Nitin Bajaj: «I'm Not Concerned with Benchmarks»

Fidelity, Nitin Bajaj, value investor, Asia, small caps

Nitin Bajaj, Fidelity fund manager

Fidelity’s Nitin Bajaj is controversial because he thinks unconventionally. But the fund manager’s investment strategies have proven themselves to be successful in volatile markets. His approach isn't without risk.

Innovation, benchmarks, branches? Nitin Bajaj isn't interested, at least when it comes to investing. He’s also unconcerned about economic or general market data

The Fidelity fund manager is focused on small- and mid-sized firms in Asia which are undervalued.

Classic Stockpicker

Bajaj chooses his companies out of a universe of roughly 17,000 firms according to three criteria: performance and profit-and-loss statements from the previous ten years, quality and consistency of management, and current share price. If these three metrics measure up, Bajaj buys.

The fund manager, who joined Fidelity in 2003, manages just over 800 million Swiss francs in two funds, one devoted to smaller Asia companies and another called «Asian Values». More than half is manages in the smaller companies fund, of which Bajaj says «small-cap companies in Asia have outperformed all other asset classes in a long-term view». Bajaj proved this point in the last three years – as a classic stock-picker who chooses religiously along value-based principles.

Four Role Models

Like Warren Buffett, the most well-known value investor on the planet, Bajaj hunts the most valuable gems in Asia’s stock universe.

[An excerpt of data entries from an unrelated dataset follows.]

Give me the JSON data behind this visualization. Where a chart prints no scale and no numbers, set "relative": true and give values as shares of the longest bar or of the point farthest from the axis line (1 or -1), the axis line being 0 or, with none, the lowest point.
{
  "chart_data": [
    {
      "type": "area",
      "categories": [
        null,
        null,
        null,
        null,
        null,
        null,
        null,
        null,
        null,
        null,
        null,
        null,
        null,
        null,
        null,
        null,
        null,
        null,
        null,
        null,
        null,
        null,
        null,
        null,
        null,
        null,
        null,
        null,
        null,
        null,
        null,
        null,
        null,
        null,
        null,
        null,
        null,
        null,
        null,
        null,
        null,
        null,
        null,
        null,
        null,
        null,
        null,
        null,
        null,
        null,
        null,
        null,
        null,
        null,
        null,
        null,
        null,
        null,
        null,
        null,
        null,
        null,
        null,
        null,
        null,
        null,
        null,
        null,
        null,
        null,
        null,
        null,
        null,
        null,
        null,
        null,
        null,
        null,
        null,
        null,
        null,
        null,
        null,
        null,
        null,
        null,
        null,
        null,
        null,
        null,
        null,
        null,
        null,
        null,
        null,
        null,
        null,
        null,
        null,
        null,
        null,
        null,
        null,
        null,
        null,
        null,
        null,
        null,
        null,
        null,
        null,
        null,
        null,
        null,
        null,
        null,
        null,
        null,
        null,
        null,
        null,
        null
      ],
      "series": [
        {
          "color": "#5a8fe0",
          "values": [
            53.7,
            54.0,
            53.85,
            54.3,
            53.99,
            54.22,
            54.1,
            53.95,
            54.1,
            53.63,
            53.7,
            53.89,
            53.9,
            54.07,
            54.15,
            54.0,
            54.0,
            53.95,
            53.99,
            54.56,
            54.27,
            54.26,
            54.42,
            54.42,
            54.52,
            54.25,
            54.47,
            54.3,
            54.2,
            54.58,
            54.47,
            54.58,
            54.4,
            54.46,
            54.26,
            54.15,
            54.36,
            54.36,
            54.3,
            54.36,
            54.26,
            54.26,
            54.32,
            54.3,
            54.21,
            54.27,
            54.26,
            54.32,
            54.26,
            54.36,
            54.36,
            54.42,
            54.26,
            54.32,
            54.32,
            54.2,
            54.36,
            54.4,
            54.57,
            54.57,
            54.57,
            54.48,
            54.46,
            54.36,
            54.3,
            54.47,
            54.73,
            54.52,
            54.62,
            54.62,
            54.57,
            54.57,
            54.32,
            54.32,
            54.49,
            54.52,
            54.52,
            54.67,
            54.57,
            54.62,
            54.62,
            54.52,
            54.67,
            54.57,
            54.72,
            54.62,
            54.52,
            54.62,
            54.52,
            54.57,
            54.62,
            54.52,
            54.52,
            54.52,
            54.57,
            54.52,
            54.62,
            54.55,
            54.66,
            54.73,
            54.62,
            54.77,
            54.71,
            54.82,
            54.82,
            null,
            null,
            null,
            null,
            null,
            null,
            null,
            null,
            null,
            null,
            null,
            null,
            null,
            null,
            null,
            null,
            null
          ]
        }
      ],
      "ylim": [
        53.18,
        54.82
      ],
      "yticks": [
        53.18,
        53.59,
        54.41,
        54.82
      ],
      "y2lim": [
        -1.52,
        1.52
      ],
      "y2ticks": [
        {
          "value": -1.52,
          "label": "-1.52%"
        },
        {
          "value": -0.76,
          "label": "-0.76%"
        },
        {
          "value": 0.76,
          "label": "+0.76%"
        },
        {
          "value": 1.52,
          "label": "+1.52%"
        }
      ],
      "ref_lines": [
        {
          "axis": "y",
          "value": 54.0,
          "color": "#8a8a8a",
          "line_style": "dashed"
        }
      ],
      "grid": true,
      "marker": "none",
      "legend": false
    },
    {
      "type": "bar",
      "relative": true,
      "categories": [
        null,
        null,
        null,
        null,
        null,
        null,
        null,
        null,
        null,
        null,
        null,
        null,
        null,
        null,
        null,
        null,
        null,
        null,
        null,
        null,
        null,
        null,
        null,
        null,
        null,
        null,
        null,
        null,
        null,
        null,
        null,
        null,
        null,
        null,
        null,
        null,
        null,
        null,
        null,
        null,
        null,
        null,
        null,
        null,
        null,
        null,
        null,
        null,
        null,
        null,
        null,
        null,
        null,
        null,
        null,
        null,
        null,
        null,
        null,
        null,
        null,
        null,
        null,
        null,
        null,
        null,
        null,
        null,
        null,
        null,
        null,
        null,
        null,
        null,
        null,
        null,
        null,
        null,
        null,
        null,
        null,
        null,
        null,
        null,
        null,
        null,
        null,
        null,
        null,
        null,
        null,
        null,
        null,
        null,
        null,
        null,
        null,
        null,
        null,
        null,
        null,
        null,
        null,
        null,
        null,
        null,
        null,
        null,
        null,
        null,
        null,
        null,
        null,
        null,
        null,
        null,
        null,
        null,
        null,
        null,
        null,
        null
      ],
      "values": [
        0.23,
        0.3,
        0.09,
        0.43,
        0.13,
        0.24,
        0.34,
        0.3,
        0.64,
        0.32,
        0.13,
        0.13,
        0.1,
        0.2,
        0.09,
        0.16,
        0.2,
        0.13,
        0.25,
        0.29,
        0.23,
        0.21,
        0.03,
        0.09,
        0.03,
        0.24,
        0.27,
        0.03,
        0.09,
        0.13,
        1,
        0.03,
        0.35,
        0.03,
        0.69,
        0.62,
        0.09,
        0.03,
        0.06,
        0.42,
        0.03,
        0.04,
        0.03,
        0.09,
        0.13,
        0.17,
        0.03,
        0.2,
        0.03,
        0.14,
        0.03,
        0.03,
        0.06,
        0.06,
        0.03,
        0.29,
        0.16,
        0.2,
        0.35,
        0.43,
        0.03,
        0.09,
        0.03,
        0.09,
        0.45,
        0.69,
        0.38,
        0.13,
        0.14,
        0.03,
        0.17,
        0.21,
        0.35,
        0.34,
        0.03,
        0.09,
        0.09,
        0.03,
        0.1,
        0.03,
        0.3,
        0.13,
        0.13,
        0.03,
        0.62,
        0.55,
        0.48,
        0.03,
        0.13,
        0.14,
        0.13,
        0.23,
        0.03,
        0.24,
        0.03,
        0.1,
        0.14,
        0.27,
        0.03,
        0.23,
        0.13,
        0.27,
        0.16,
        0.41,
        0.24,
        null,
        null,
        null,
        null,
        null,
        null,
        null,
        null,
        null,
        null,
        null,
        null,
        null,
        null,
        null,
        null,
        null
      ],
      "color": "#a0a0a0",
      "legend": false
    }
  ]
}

Bajaj, who grew up in Mumbai and now is based in Singapore, doesn't rely on data commonly used by investment professionals, but on the knowledge and expertise of four investment experts, he told finews.asia.

They include Buffett and his deputy Charlie Munger; Joel Greenblatt, fund manager and Columbia University professor, and hedge fund manager Seth Klarman. All four are avowed value investors.

Bad Luck No Excuse

Everything Bajaj views is a definition of risk, he says. «For me, it’s always about the probability of suffering a complete loss of my capital.»

He invests cautiously and prudently, but decisively – a so-called agnostic investor. Bad luck can never be an excuse for losing money is one is his favorite mottos. «I never buy any stocks. I buy the business models that convince me of their potential.»

Aberrations as Opportunities

That’s why Bajaj likes investing in small firms, which are less closely followed by financial analysts and more often offer the type of aberrations that he exploits. The strategy is paying off: the Fidelity money manager is one of the best in his class.

Bajaj has benefited from being underweight on Chinese small-caps, betting on Indian firms instead. He is also a fan of Filipino stocks, as well as firms in Myanmar, a country which has fallen into favor with investors with more risk capacity.

Risky Business

Some of the largest positions in Bajaj’s Asia small-cap fund are Power Grid Corp of India, the Thai car lender Tisco Financial, and Housing Development Finance, an Indian mortgage lender which also holds insurance stakes.

Anyone hoping to see a pattern in Bajaj’s portfolio will be left wanting, because the fund manager picks his favorites case-by-case. It’s an approach loaded with risk: if a fund manager fails to perform, he is quickly replaced, as various examples from the past have shown.